The warmth of spring had come to New Orleans, finally, and I found her swarming with the usual tourists beneath a clear and purple evening sky. I went first to my old house to take Mojo from the care of the old woman, who was not at all glad to give him up, save that he had obviously missed me very much.
Then he and I together proceeded to the Rue Royale.
I knew the flat wasn’t empty even before I reached the top of the back stairs. I paused for a moment, looking down on the restored courtyard with its scrubbed flagstones and romantic little fountain, complete with cherubs and their great cornucopia-style shells pouring forth a splash of clean water into the basin below.
A bed of dark sweet flowers had been planted against the old brick wall, and
a stand of bananas was already thriving in the corner, long graceful knifelike leaves nodding in the breeze.
This gladdened my vicious selfish little heart beyond words.
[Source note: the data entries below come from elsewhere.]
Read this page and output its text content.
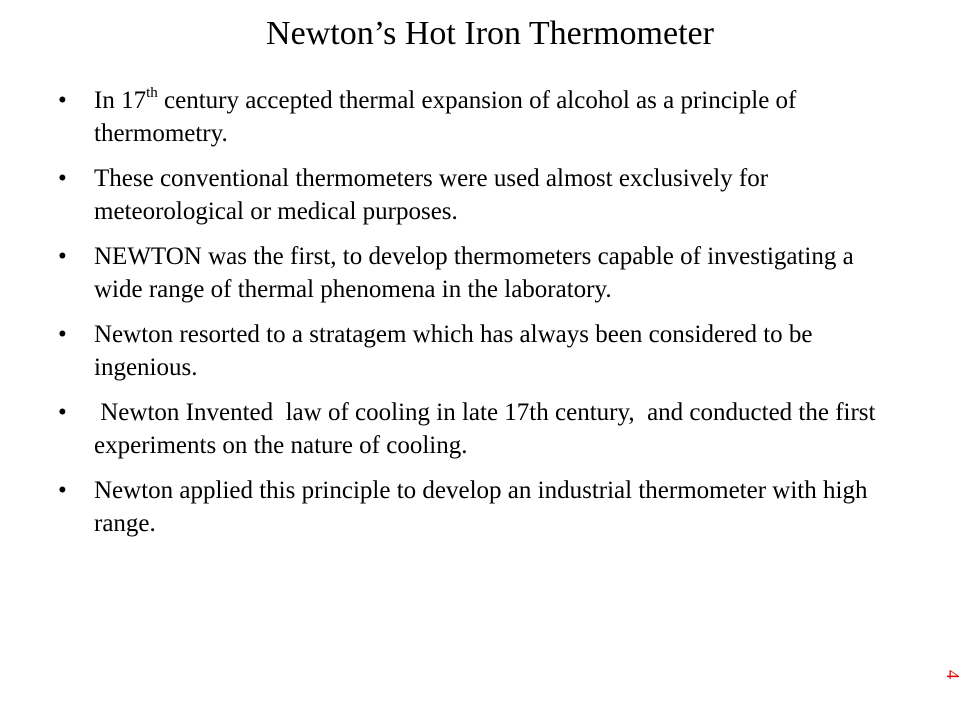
Newton’s Hot Iron Thermometer
•	In 17th century accepted thermal expansion of alcohol as a principle of thermometry.
•	These conventional thermometers were used almost exclusively for meteorological or medical purposes.
•	NEWTON was the first, to develop thermometers capable of investigating a wide range of thermal phenomena in the laboratory.
•	Newton resorted to a stratagem which has always been considered to be ingenious.
•	Newton Invented  law of cooling in late 17th century,  and conducted the first experiments on the nature of cooling.
•	Newton applied this principle to develop an industrial thermometer with high range.
4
I went inside. The back parlour had finally been finished, and beautifully laid out with the fine antique chairs I’d selected for it, and the thick pale Persian carpet of faded red.
I looked up and down the length of the hallway, past the fresh wallpaper of gold and white stripes, and over the yards of dark carpet, and I saw Louis standing in the front parlour door.
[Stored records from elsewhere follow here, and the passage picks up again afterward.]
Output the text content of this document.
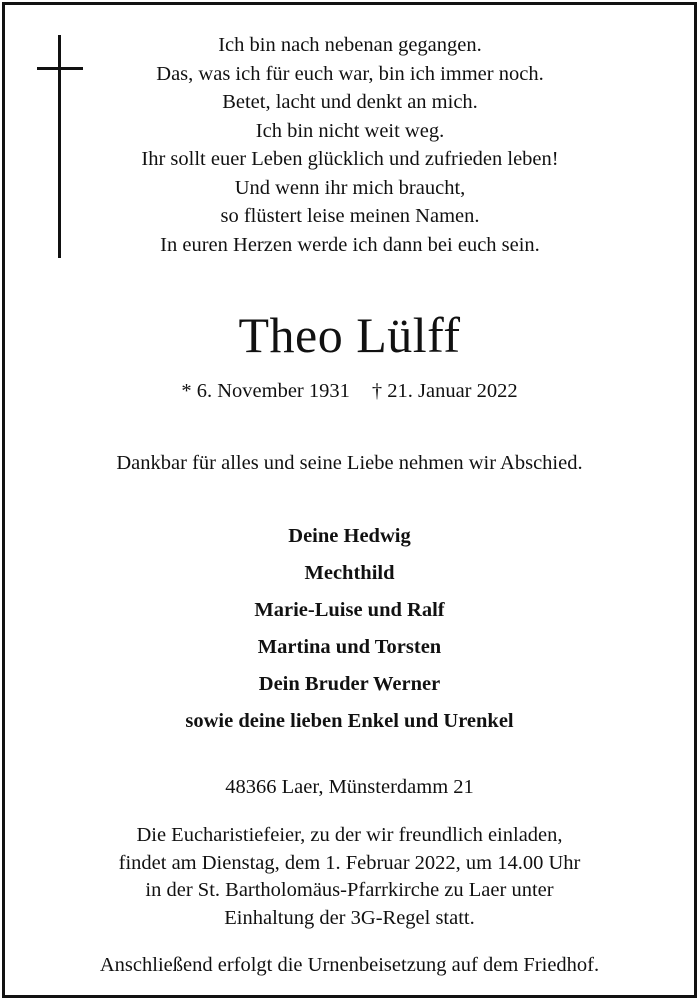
Ich bin nach nebenan gegangen.
Das, was ich für euch war, bin ich immer noch.
Betet, lacht und denkt an mich.
Ich bin nicht weit weg.
Ihr sollt euer Leben glücklich und zufrieden leben!
Und wenn ihr mich braucht,
so flüstert leise meinen Namen.
In euren Herzen werde ich dann bei euch sein.
Theo Lülff
* 6. November 1931 † 21. Januar 2022
Dankbar für alles und seine Liebe nehmen wir Abschied.
Deine Hedwig
Mechthild
Marie-Luise und Ralf
Martina und Torsten
Dein Bruder Werner
sowie deine lieben Enkel und Urenkel
48366 Laer, Münsterdamm 21
Die Eucharistiefeier, zu der wir freundlich einladen,
findet am Dienstag, dem 1. Februar 2022, um 14.00 Uhr
in der St. Bartholomäus-Pfarrkirche zu Laer unter
Einhaltung der 3G-Regel statt.
Anschließend erfolgt die Urnenbeisetzung auf dem Friedhof.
“Don’t ask me where I’ve been or what I’ve done,” I said. I walked towards him, brushed him aside, and went into the room. Ah, it surpassed all my expectations. There were a very replica of his old desk between the windows, and the camelback sofa of silver damask, and the oval table inlaid with mahogany. And the spinet against the far wall.
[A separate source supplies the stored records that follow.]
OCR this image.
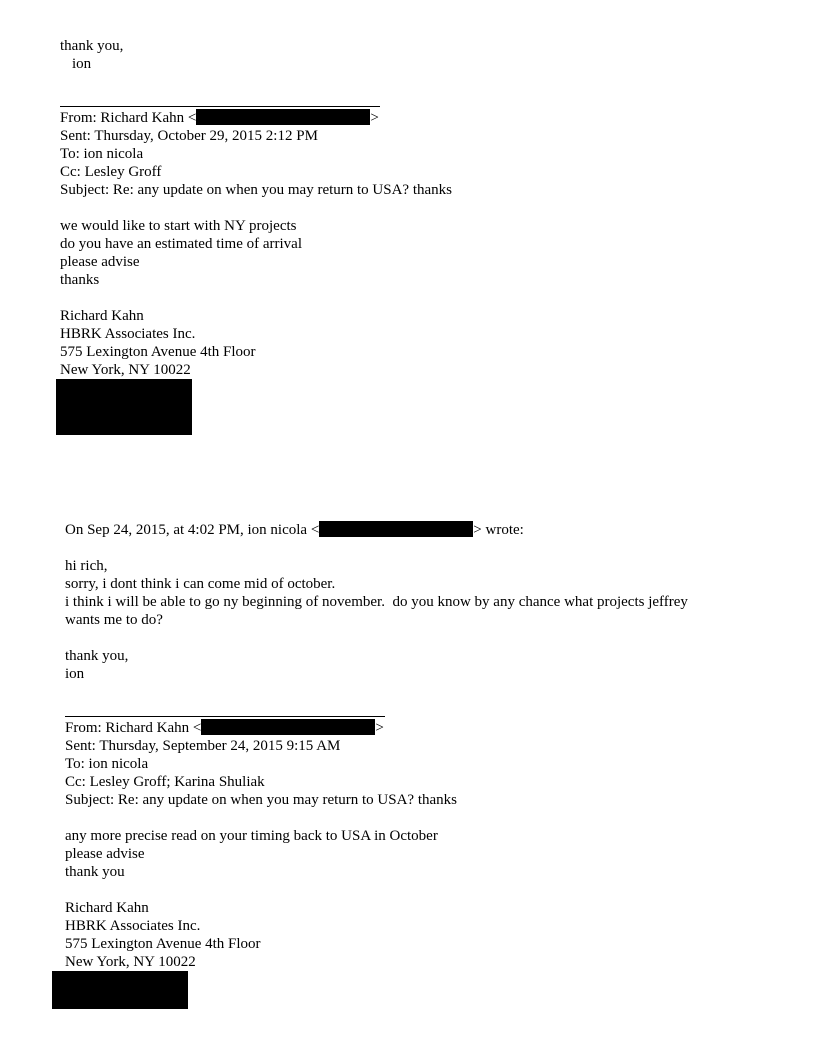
thank you,
ion
From: Richard Kahn <	>
Sent: Thursday, October 29, 2015 2:12 PM
To: ion nicola
Cc: Lesley Groff
Subject: Re: any update on when you may return to USA? thanks
we would like to start with NY projects
do you have an estimated time of arrival
please advise
thanks
Richard Kahn
HBRK Associates Inc.
575 Lexington Avenue 4th Floor
New York, NY 10022
On Sep 24, 2015, at 4:02 PM, ion nicola <	> wrote:
hi rich,
sorry, i dont think i can come mid of october.
i think i will be able to go ny beginning of november.  do you know by any chance what projects jeffrey
wants me to do?
thank you,
ion
From: Richard Kahn <	>
Sent: Thursday, September 24, 2015 9:15 AM
To: ion nicola
Cc: Lesley Groff; Karina Shuliak
Subject: Re: any update on when you may return to USA? thanks
any more precise read on your timing back to USA in October
please advise
thank you
Richard Kahn
HBRK Associates Inc.
575 Lexington Avenue 4th Floor
New York, NY 10022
“I know where you’ve been,” he said, “and I know what you’ve done.”
“Oh? And what’s to follow? Some stultifying and endless lecture? Tell me now. So I can go to sleep.”
I turned around to face him, to see what effect this stiff rebuff had had, if any, and there stood David beside him, dressed very well in black fine-combed velvet, and with his arms folded across his chest, and leaning against the frame of the door.
They were both looking at me, with their pale, expressionless faces, David presenting the darker, taller figure, but how amazingly similar they appeared. It only penetrated to me slowly that Louis had dressed for this little occasion, and for once, in clothes which did not look as if they’d come from an attic trunk.
It was David who spoke first.
“The carnival starts tomorrow in Rio,” he said, the voice even more seductive than it had ever been in mortal life. “I thought we might go.”
I stared at him with obvious suspicion. It seemed a dark light infused his expression. There was a hard luster to his eyes. But the mouth was so gentle, without a hint of malevolence, or bitterness. No menace emanated from him at all.